United States Senator Elizabeth Warren, one of the most vocal cryptocurrency skeptics in the U.S. government, has called the cryptocurrency industry the “new shadow bank.”
In a Sept. 5 interview with the New York Times, Warren said that the cryptocurrency industry offers “many of the same services” as shadow banks, but still lacks “consumer protections or financial stability that back up the traditional system.”
Warren expressed concerns over the rapidly growing market for stablecoins, a type of cryptocurrency whose value can be pegged to that of other assets, including fiat currencies like the U.S. dollar, the euro, or commodities like gold.

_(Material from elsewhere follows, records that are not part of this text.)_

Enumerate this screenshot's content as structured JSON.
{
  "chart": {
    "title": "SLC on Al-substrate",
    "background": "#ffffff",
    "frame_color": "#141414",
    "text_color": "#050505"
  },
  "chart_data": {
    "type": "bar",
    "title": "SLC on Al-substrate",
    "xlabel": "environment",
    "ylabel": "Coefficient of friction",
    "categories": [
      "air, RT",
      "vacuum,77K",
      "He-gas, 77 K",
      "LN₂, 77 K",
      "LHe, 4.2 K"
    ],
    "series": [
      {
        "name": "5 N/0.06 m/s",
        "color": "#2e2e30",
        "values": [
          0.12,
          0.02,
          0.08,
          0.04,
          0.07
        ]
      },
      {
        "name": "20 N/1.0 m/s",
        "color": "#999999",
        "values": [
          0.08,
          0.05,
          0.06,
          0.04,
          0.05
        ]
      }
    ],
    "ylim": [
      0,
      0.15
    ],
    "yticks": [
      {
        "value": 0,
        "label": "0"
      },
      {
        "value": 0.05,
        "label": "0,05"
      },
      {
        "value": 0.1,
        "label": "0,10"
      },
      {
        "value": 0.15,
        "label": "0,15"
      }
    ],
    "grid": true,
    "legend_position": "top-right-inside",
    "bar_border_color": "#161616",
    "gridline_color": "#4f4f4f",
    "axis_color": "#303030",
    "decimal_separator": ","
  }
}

The senator said that it’s “worth considering” banning U.S. banks from holding the reserves to back private stablecoins, a move which “could effectively end the surging market.”
The total market capitalization of stablecoins like Tether (USDT) and USDC Coin (USDC) has surged parabolically this year, jumping from around $37 billion in January to $123 billion at the time of writing, according to data from Statista and CoinMarketCap. Large stablecoin accumulations have been widely perceived as an indicator of buying power for cryptocurrencies like Bitcoin ( $20,881.00 ) (BTC) as fiat-pegged stablecoins enable a tool for traders to easily deposit on exchanges to buy and sell crypto.
Related: Circle plans to become a full-reserve national digital currency bank
Warren’s latest remarks come as global financial regulators pay more attention to stablecoins like USDT. According to online reports, the Ontario Securities Commission has recently banned USDT trading services by Canada’s first two registered crypto exchanges, Wealthsimple and Coinberry. In mid-July, U.S. Treasury Secretary Janet Yellen called on financial authorities to establish a proper regulatory framework for stablecoins.